The Seattle Sounders head into their Week 8 clash against LAFC within touching distance of their opponents, who sit atop the Western Conference standings. Sunday’s six-pointer would have a different aura surrounding the match had Seattle not handed Toronto FC its first defeat of the campaign last weekend.
While Will Bruin’s brace and Cristian Roldan’s venomous winner have gotten most of the headlines, the Rave Green might have settled for a deflating draw if not for the late-game heroics of goalkeeper Stefan Frei.
With only a minute remaining in second-half stoppage time, TFC’s new signing, Alejandro Pozuelo, carved out a glorious chance to steal a point on the road. Utilizing a slight feint and an electric burst of pace, he glided inside and unleashed curled effort that seemed destined for the bottom corner.
But as he’s done throughout his tenure with Seattle, especially against Toronto, Frei supplied a moment of individual brilliance, putting the team on his back as he pulled off a world-class save. TFC must be sick of facing Seattle’s No. 24.
It was the type of save that every young goalkeeper should watch, as it was only possible because of Frei’s excellent positioning, footwork and diving technique.
As Pozuelo receives the ball in the left channel, Frei’s positioning is perfect. He stations himself closer to his near post, denying a driven shot, but also about a yard off his line, in case he needs to rush out and claim a cross.
When Pozuelo drives into the box, the Seattle shot-stopper remains incredibly disciplined with his positioning. It would have been easy, even tempting, to match the Spaniard stride-for-stride, shifting laterally as TFC’s No. 10 cut further inside. But Frei’s decision to get set in that exact location is validated by the swarth of players in front of him.
He correctly identifies two possible shooting lanes, which are either side of Kelvin Leerdam. He’s positioned perfectly, as he has a clear view of the shooter and a good enough angle to make a save at the near or far post.
Notice Frei’s balance in this photo. The most common reason that goalkeepers are beaten by shots is they don’t set their feet in time. When a shooter’s leg goes back to strike the ball, you absolutely have to get your feet set.
Setting early accomplishes two key objectives: getting balanced and putting yourself in a position to make an explosive dive to either side.
Because Frei gets set in anticipation of the shot, he’s able to take two lateral, shuffle steps before diving, which provided the necessary momentum as he prepared to take flight.
The area where Frei has improved the most under the tutelage of Sounders FC Director of Goalkeeping Tommy Dutra is consistently generating an explosive drive step.

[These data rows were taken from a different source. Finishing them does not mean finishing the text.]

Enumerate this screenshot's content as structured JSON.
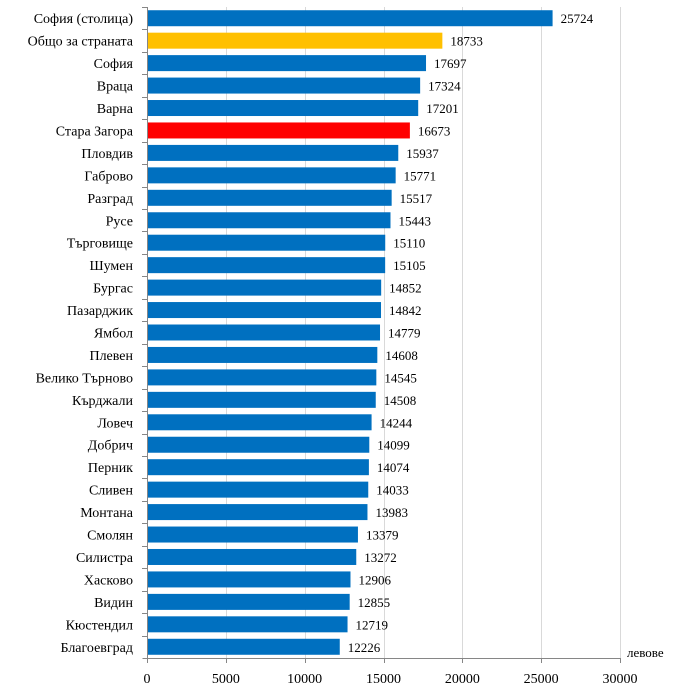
{
  "chart_data": {
    "type": "bar",
    "orientation": "horizontal",
    "title": "",
    "xlabel": "левове",
    "ylabel": "",
    "xlim": [
      0,
      30000
    ],
    "xticks": [
      0,
      5000,
      10000,
      15000,
      20000,
      25000,
      30000
    ],
    "grid": true,
    "legend": "none",
    "categories": [
      "София (столица)",
      "Общо за страната",
      "София",
      "Враца",
      "Варна",
      "Стара Загора",
      "Пловдив",
      "Габрово",
      "Разград",
      "Русе",
      "Търговище",
      "Шумен",
      "Бургас",
      "Пазарджик",
      "Ямбол",
      "Плевен",
      "Велико Търново",
      "Кърджали",
      "Ловеч",
      "Добрич",
      "Перник",
      "Сливен",
      "Монтана",
      "Смолян",
      "Силистра",
      "Хасково",
      "Видин",
      "Кюстендил",
      "Благоевград"
    ],
    "values": [
      25724,
      18733,
      17697,
      17324,
      17201,
      16673,
      15937,
      15771,
      15517,
      15443,
      15110,
      15105,
      14852,
      14842,
      14779,
      14608,
      14545,
      14508,
      14244,
      14099,
      14074,
      14033,
      13983,
      13379,
      13272,
      12906,
      12855,
      12719,
      12226
    ],
    "colors": {
      "default": "#0070C0",
      "highlight_country": "#FFC000",
      "highlight_region": "#FF0000"
    },
    "highlights": {
      "Общо за страната": "highlight_country",
      "Стара Загора": "highlight_region"
    }
  }
}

In goalkeeping parlance, the drive step is the final preparation step before takeoff, as you shift your momentum to your lead leg, which should be forward on an angle, and push off, taking flight and attacking the ball with enough momentum to alter the shot’s trajectory.
A lot of goalkeepers lead with their hands when they dive, a common mistake that often makes the marginal difference between a goal and a save.
Frei, meanwhile, often drops his lead hand behind his knee and then shoots it out as he dives, propelling himself even further as he arches his back mid-air. It allows him to utilize every inch of his body and, in this instance, produce a stunning save that secured three points.
As you can see in the clip above, Frei makes hardly any contact with the ball. But goalkeeping is all about maximizing the marginal efficiencies of technique.
If Frei had been an inch to his left, got his feet set a split-second too late or took a slightly larger drive step, he never would’ve made the save. Yes, Cristian Roldan did an excellent job of staying on the back post to try and clear the ball off the line. But as you can see, there are five TFC players in the immediate vicinity waiting to pounce on any rebound.
Put simply, Frei’s dedication to the nuanced minutia of his craft is the reason the Sounders held on for three massive points at home.